We watched the World Football Cup match in the Prep. room one Saturday afternoon. It was a question of men and boys first; women and children sat in the back rows.

There is no doubt that television did take the place of certain individual pastimes, games, reading and so on although the girls did not watch every evening. I always hoped that there would not be a fascinating programme on a Friday evening when it was choir practice, which took up at least an hour after supper.

I have not so far mentioned an institution peculiar to the Community; this was known as "Meeting". It took place at the beginning and end of each term and although it altered a certain amount over the years in essence it was still the same in the nineteen sixties as in the nineteen thirties.

The whole Community, except the Junior Study and nursery children, attended. It was really a kind of glorified School Assembly.

Boys and girls stood in lines in front of Miss Leila and Miss Dave, who sat behind a table. The "charter" was read.
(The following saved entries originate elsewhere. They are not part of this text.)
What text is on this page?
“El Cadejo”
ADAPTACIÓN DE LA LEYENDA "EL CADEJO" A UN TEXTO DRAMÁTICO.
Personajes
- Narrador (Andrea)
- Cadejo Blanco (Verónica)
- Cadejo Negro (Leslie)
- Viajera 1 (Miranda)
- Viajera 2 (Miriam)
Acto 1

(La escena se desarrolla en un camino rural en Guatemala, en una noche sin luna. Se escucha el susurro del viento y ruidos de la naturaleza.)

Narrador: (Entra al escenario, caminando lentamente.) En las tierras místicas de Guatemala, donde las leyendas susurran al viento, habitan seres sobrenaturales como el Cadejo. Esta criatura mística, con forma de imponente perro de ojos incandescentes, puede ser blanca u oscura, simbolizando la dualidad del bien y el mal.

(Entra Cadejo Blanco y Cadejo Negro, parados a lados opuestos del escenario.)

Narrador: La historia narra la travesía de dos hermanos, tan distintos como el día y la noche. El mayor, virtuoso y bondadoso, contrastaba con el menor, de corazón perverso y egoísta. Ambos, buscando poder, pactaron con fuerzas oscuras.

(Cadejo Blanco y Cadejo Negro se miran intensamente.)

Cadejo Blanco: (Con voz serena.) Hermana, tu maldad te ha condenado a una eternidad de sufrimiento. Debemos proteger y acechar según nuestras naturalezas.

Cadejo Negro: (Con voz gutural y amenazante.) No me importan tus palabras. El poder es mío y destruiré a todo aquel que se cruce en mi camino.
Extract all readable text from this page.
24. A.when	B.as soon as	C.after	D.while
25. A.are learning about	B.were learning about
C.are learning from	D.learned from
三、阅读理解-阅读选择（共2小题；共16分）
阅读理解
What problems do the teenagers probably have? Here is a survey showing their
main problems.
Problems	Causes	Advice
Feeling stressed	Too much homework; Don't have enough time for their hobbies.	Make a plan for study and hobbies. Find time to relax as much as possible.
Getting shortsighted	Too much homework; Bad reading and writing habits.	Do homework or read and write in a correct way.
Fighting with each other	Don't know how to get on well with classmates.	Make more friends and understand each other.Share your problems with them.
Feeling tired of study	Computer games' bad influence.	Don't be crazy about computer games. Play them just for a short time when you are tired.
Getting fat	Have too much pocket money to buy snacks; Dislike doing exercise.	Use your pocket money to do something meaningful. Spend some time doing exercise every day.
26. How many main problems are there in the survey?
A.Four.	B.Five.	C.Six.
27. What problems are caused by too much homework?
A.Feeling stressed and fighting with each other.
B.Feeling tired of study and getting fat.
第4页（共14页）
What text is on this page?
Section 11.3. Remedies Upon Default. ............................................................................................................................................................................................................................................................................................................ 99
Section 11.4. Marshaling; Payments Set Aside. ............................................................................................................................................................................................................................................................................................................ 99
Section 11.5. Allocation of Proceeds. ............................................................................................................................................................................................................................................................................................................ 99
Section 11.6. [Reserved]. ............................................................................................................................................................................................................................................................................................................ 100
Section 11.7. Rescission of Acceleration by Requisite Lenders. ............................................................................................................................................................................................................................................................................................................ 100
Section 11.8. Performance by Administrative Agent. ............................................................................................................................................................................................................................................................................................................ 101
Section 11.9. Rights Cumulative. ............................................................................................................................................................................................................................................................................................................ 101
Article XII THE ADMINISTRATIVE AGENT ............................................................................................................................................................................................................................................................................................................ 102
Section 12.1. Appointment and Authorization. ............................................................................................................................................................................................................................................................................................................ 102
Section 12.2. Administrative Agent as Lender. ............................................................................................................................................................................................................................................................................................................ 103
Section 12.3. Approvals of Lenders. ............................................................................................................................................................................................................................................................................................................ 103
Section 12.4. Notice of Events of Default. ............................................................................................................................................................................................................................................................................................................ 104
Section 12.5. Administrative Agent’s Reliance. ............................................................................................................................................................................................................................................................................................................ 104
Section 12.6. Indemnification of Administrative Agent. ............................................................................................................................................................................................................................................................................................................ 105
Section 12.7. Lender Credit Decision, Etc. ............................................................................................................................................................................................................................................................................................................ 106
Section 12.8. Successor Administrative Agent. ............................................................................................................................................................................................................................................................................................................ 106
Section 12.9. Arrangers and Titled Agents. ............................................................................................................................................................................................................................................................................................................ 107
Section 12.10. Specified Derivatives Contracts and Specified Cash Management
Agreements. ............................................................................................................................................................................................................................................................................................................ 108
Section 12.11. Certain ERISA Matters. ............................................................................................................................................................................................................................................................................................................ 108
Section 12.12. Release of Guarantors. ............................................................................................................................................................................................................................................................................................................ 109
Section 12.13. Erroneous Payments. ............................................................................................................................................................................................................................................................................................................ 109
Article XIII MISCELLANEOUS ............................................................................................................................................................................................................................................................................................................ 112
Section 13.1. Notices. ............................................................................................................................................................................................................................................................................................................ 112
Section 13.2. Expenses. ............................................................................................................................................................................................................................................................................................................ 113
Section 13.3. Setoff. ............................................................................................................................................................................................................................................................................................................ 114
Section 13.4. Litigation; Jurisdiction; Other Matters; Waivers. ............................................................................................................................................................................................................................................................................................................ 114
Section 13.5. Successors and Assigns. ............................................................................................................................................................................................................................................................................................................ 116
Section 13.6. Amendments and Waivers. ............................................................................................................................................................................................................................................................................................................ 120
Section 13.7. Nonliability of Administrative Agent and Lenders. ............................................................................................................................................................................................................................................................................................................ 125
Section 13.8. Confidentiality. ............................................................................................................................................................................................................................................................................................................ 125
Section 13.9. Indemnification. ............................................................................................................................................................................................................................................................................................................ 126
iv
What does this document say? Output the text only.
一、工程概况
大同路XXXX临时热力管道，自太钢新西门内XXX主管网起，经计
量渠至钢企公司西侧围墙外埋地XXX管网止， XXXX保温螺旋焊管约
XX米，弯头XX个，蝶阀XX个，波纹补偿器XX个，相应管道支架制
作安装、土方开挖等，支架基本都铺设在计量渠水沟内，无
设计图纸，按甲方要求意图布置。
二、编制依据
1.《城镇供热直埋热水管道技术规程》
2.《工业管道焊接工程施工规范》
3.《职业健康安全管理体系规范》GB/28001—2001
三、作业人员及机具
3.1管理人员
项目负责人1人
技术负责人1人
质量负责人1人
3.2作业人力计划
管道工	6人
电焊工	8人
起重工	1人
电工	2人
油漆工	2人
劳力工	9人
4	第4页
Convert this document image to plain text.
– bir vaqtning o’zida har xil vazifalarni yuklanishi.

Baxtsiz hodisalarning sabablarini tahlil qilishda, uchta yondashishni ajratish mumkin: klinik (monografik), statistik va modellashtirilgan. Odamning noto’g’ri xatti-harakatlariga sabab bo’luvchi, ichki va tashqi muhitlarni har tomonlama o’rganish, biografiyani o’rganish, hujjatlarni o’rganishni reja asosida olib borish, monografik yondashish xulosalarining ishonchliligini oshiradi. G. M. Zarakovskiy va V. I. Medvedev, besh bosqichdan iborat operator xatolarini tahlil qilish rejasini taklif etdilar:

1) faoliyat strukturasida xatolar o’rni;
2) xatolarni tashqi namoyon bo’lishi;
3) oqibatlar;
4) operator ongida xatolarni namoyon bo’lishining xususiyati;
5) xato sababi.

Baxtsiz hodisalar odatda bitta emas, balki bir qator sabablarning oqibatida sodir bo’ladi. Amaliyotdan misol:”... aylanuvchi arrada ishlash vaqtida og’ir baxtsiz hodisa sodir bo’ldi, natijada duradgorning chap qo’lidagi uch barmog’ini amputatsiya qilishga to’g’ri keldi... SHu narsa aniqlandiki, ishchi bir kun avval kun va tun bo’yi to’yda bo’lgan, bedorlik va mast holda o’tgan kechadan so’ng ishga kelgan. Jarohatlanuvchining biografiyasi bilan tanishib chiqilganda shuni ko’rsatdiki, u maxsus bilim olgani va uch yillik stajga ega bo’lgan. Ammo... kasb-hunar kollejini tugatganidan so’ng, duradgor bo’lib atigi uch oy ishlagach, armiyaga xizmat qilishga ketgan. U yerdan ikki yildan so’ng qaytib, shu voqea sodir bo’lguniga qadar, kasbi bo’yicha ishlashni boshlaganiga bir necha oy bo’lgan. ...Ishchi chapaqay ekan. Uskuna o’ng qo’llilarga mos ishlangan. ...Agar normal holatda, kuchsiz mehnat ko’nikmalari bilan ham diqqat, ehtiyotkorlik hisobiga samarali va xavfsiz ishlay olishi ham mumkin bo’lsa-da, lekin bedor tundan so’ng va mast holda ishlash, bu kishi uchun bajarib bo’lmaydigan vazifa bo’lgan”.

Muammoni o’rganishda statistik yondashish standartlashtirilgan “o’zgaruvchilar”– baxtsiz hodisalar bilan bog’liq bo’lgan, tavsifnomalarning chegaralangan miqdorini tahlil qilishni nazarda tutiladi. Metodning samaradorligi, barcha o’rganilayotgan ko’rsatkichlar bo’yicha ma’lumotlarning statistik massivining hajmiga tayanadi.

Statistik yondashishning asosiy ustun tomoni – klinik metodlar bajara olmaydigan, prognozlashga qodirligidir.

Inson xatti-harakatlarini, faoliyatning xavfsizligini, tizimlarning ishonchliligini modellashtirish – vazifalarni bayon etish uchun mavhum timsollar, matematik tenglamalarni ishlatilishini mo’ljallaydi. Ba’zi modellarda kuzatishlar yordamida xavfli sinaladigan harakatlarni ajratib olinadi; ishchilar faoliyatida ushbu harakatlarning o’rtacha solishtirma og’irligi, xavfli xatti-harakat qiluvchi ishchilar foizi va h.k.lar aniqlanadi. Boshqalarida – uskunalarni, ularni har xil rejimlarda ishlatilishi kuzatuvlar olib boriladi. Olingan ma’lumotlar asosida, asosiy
This Charter was a statement of principles or tenets that Miss Leila and others had evolved in the distant past; it began by stating that "the household was a community". It was quite clearly stated I thought and was perfectly easy to understand.

Miss Leila read part of this and a boy and a girl read other parts. Notices were given out and any honours incurred in the outside schools together with inside news. The whole affair lasted about half an hour, or less and ended with the singing of "Jerusalem", or "This earth, this England" and later rather a fine poem of Cecil Day Lewis which had been set to music. I never found the ceremony inspiring but it served a useful purpose.

I have not so far, either, mentioned the winters, one or two of which were Arctic-like. If there was enough snow there was a lot of tobogganing and several times the lake and heron pond were frozen, although not safe to go on.

Some of the younger children were down by the lake one wintry afternoon and strictly against orders one small boy ventured on the ice; it cracked and he went through to the deep water below. An old boy on a day's visit had just arrived on the scene and without a moment's hesitation went on to the cracking ice, which fortunately held him, and pulled the child out. It was a fine action and did much to mitigate the not very satisfactory reports of the boy who had always been a wild unruly child with a history of delinquency.

Such weather always brought with it the troublesome question of Wellington boots: who had them; who hadn't; and there would be a lot of scrapping and arguing in the cloakrooms. Both boys and girls were loth to spend their precious clothing allowance on such things as boots and indeed the girls often seemed very inadequately shod as anything suitable for country walking was known as "clodhoppers" and despised.

At breakfast on a snowy Saturday Miss Leila would hopefully give out a notice about the wearing of other people's boots, gloves or scarves: polite attention was given to this notice but ignored later by the unscrupulous: but those weekends of snow were beautiful and the enjoyment of them was tremendous.